= Iain Roberts =

British-born New Zealand skeleton racer

Iain Roberts (born 16 May 1979 in Lichfield) is a British-born, New Zealand skeleton racer, who has competed since 2003.

His international racing career continued from 2003 up to 2010 and included 57 international appearances, 7 podium placements, three World Championships and the 2010 Winter Olympic Games.

The high point of his career was during the 2008 Intercontinental Cup where he achieved multiple top 10 finishes, including podium positions alongside Olympic medallists from the 2006 Torino Olympics.

The IBSF records show that, at the Winterberg World Cup leading up to the Olympics, Iain Roberts achieved 6th position in training.

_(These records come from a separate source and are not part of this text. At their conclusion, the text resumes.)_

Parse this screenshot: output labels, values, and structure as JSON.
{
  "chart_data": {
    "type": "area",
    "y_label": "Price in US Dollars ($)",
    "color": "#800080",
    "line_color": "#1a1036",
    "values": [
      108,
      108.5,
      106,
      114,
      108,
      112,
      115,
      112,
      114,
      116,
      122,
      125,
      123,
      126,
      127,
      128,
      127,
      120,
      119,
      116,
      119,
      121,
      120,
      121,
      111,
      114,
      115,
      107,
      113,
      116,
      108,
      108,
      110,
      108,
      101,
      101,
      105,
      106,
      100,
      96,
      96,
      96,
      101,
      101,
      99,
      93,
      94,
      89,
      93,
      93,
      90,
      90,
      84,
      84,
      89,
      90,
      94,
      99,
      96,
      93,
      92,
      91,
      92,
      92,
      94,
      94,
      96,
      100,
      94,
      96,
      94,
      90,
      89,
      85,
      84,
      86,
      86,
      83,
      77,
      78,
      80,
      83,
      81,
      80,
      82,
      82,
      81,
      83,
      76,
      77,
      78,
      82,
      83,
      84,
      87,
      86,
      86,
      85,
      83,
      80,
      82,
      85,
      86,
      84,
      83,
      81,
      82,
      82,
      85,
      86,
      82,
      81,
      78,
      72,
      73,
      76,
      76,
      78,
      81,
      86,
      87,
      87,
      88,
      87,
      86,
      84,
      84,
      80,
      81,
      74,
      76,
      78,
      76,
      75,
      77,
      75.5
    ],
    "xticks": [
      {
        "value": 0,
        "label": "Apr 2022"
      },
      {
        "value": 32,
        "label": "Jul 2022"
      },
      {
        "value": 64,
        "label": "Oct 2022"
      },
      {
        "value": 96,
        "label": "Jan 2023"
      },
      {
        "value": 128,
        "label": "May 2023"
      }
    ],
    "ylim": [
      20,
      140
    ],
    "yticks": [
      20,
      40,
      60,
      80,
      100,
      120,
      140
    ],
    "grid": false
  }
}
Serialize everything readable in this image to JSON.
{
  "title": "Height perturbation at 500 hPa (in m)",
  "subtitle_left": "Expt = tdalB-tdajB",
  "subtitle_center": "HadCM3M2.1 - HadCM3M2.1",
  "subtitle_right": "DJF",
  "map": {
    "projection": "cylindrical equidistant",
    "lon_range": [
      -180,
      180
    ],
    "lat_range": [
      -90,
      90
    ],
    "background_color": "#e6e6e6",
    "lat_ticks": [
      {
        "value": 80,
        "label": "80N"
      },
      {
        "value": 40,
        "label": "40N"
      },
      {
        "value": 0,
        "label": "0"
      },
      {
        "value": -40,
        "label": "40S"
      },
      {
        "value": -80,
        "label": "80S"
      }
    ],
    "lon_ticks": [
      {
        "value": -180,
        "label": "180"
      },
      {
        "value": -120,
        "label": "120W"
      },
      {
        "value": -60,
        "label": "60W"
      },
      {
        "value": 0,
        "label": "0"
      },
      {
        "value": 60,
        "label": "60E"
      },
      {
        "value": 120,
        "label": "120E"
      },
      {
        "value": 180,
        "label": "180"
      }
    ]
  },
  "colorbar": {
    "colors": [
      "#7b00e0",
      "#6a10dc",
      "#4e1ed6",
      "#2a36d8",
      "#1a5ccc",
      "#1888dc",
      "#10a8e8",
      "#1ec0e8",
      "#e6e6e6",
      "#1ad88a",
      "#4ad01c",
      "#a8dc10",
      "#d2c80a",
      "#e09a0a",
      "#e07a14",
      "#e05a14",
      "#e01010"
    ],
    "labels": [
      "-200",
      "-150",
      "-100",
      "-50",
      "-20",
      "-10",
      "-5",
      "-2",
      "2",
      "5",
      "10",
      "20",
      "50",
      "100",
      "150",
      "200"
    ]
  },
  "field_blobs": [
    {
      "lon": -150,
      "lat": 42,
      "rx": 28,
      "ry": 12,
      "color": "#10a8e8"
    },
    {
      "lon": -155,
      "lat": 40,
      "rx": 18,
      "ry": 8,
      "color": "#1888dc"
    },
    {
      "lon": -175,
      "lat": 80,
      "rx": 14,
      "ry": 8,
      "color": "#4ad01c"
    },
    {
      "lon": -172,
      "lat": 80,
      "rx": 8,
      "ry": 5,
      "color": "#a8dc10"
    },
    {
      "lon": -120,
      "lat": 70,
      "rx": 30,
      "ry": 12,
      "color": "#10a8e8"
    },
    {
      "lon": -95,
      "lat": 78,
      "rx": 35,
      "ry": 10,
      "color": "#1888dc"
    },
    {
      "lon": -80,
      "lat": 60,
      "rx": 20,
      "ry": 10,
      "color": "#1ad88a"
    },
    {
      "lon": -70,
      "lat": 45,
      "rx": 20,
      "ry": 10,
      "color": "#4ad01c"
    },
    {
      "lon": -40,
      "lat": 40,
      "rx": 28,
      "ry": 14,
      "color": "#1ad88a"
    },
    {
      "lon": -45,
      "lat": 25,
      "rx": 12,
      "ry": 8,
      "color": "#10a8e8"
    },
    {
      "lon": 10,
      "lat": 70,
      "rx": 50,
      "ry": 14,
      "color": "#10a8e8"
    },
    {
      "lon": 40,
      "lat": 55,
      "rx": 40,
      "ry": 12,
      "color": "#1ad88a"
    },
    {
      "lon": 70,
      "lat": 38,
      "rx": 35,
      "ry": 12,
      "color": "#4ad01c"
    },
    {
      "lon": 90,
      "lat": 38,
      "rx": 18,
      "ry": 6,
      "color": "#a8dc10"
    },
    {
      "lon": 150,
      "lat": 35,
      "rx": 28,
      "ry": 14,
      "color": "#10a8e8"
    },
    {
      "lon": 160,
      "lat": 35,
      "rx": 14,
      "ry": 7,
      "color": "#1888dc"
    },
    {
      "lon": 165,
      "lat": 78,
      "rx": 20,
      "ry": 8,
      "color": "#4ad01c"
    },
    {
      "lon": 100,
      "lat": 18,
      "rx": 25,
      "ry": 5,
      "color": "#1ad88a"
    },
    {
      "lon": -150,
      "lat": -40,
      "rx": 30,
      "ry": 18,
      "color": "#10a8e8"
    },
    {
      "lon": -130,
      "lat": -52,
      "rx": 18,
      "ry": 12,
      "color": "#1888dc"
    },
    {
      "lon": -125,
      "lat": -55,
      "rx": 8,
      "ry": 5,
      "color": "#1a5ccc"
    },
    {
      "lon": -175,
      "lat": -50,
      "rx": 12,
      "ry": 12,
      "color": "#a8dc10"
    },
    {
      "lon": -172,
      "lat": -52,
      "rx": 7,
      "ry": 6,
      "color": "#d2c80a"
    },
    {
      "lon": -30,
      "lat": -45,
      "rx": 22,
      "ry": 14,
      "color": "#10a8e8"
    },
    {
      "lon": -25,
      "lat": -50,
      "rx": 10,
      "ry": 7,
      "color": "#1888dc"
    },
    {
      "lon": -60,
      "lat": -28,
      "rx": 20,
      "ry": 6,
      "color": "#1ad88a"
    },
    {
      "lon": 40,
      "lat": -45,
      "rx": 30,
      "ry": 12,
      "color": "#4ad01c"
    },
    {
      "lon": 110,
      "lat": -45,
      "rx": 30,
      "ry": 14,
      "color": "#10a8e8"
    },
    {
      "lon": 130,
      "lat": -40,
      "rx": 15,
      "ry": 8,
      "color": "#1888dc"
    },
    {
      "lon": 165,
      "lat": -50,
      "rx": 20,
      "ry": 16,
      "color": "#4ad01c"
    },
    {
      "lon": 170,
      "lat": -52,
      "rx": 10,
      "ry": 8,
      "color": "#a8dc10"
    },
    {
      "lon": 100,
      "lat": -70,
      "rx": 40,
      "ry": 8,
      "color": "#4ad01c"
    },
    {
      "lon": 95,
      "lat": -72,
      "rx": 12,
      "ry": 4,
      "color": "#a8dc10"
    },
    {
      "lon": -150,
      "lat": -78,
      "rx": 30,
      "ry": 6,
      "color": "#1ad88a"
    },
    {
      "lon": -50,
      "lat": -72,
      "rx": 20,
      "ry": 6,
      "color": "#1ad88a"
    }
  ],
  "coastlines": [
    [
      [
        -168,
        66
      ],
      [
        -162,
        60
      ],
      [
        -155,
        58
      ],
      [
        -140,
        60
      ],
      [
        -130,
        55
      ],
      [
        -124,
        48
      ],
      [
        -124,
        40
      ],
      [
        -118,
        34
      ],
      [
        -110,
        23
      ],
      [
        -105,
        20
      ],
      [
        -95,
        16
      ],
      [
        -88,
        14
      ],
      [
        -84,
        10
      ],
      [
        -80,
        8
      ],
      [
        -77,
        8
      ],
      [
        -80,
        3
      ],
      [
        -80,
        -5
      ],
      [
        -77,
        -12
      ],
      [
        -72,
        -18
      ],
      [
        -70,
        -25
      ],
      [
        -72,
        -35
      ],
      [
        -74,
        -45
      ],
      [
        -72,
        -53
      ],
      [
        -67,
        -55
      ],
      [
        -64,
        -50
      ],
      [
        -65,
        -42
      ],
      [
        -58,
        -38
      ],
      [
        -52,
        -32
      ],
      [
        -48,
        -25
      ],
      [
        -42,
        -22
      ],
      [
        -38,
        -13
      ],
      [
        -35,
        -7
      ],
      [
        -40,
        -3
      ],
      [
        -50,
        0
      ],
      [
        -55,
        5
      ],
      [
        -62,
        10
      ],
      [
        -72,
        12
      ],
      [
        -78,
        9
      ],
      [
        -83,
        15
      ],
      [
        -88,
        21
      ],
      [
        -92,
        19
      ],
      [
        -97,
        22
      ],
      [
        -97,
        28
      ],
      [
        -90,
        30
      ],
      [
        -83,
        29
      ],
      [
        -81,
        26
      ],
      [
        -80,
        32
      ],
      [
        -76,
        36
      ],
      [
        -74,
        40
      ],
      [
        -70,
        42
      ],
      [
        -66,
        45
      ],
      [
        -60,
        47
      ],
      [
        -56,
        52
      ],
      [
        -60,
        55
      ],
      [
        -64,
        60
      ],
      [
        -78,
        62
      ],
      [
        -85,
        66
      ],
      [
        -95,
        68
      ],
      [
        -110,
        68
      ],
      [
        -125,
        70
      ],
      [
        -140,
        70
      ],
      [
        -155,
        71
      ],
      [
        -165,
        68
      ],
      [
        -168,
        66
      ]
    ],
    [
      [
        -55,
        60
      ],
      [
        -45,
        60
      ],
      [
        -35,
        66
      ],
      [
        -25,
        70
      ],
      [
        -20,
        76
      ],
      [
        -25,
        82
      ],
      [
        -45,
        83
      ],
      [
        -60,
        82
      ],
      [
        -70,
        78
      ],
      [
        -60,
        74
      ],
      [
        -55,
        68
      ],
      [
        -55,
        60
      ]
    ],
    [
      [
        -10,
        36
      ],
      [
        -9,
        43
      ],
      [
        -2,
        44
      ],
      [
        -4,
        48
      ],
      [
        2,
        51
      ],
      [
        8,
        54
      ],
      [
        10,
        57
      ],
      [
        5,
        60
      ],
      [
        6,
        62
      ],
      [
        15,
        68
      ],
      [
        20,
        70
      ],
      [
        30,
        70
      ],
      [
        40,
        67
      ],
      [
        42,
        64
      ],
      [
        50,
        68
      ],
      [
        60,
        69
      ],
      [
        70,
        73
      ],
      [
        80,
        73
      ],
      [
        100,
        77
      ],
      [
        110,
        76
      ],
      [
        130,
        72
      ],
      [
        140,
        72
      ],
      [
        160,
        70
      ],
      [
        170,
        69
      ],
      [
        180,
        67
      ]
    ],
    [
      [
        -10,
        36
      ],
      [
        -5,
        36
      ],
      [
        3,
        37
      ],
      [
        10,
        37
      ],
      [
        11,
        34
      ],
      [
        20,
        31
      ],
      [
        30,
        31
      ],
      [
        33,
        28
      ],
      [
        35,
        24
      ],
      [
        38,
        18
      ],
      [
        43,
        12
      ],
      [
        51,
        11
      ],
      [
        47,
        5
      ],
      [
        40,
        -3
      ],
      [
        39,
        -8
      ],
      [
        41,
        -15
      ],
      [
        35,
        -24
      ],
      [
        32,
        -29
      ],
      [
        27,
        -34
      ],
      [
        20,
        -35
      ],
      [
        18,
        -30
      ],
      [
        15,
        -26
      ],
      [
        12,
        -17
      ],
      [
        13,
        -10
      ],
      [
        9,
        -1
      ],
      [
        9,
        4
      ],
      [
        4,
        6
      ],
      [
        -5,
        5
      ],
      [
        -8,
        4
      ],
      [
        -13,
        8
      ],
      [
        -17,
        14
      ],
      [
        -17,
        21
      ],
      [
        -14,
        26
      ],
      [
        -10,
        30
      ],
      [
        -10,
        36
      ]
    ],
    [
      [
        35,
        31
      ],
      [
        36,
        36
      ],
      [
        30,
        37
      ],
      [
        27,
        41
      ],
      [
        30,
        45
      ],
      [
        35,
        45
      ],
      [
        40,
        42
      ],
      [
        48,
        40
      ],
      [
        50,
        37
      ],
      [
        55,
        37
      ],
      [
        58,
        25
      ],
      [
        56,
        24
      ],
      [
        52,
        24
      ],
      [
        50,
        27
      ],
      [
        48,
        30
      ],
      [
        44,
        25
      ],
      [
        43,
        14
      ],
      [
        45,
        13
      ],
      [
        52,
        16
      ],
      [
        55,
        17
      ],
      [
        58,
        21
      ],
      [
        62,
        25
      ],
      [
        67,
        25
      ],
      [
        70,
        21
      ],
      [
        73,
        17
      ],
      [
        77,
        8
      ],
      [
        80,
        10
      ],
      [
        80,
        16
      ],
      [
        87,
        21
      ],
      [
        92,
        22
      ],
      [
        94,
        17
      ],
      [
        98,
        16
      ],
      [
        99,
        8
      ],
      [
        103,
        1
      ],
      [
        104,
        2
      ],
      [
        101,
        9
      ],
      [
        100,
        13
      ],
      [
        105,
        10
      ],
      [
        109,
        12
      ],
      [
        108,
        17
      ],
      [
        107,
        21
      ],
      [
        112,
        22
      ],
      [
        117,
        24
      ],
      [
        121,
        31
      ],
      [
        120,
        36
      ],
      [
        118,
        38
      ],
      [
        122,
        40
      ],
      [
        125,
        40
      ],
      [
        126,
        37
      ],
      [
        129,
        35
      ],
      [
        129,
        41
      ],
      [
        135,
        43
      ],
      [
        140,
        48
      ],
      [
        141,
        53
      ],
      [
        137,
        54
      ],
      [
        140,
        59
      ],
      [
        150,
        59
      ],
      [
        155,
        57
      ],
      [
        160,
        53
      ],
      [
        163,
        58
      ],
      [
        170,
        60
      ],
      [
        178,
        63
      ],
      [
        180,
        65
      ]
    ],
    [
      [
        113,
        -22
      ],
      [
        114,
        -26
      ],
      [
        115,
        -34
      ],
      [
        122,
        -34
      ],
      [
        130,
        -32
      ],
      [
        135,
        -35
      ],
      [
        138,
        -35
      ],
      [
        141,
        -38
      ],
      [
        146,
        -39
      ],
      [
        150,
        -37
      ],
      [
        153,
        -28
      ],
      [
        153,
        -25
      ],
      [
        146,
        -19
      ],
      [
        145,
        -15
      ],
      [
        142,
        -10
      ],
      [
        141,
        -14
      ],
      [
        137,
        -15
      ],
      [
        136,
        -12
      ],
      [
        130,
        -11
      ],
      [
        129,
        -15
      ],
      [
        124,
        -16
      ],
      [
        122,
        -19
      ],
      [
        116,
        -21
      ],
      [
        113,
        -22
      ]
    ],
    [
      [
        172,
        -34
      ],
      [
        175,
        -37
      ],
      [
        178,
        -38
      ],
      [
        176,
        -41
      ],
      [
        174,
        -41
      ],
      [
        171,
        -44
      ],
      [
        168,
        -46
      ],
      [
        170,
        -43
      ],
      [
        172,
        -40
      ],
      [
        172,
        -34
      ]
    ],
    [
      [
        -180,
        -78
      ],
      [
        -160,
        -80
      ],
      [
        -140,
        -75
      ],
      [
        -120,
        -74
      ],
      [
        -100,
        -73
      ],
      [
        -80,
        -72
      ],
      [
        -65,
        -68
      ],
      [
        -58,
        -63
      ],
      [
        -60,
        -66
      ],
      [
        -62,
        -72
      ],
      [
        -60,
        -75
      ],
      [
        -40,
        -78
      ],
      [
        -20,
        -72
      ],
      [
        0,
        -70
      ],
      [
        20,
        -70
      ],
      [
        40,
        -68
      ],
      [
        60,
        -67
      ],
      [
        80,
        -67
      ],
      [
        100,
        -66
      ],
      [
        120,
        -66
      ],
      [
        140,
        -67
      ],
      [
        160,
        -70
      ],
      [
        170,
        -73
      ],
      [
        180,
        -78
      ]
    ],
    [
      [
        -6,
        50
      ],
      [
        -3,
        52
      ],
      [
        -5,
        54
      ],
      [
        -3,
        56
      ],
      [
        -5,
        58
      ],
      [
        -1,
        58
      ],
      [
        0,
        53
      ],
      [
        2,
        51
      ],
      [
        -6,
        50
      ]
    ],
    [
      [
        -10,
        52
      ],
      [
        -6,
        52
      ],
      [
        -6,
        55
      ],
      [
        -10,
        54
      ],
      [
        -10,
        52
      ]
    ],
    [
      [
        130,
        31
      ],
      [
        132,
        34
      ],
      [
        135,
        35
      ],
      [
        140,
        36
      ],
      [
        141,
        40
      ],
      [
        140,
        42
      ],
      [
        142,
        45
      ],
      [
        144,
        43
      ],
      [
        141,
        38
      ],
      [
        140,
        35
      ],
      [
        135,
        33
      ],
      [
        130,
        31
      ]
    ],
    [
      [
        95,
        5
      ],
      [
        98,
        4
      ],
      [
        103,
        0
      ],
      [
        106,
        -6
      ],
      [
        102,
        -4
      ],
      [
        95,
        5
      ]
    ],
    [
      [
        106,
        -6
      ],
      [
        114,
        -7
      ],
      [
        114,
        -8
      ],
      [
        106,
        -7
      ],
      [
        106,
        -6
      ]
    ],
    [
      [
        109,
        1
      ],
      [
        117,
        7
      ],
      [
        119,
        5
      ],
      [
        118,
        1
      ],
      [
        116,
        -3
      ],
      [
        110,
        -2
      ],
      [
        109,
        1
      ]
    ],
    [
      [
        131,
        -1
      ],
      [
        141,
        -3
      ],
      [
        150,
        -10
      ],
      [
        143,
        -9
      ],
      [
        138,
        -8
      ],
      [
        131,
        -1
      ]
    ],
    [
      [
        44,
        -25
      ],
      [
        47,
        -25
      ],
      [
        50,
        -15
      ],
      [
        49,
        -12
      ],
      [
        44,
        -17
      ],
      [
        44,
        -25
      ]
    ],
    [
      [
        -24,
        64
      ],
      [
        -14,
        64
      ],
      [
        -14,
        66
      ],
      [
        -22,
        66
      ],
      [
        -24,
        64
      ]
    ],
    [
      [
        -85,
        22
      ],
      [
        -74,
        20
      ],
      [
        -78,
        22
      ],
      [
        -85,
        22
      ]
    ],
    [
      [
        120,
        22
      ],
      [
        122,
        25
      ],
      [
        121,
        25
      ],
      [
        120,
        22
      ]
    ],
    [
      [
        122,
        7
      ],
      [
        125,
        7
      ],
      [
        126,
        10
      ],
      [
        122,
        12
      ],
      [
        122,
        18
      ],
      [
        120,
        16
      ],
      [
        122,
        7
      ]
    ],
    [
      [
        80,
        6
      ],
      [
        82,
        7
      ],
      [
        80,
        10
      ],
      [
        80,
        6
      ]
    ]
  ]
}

A form he was able to later replicate in the St Moritz World Cup after the first competition run.

His best World Cup finish was in Königssee in January 2010 where he was placed 16th after the first run, only 0.05 seconds behind 14th place and completed the event in 18th position after the 2 combined runs.

Roberts' best finish at the FIBT World Championships was 20th in the men's event at Lake Placid in 2009.

He qualified for the 2010 Winter Olympics, but withdrew prior to the third run of the men's event due to a head injury from when he crashed at 146.7 km/h at the final curve in training. He was cleared to race on day 1, however due to concussion he was unable to compete on day 2 for the 3rd and 4th runs of the event.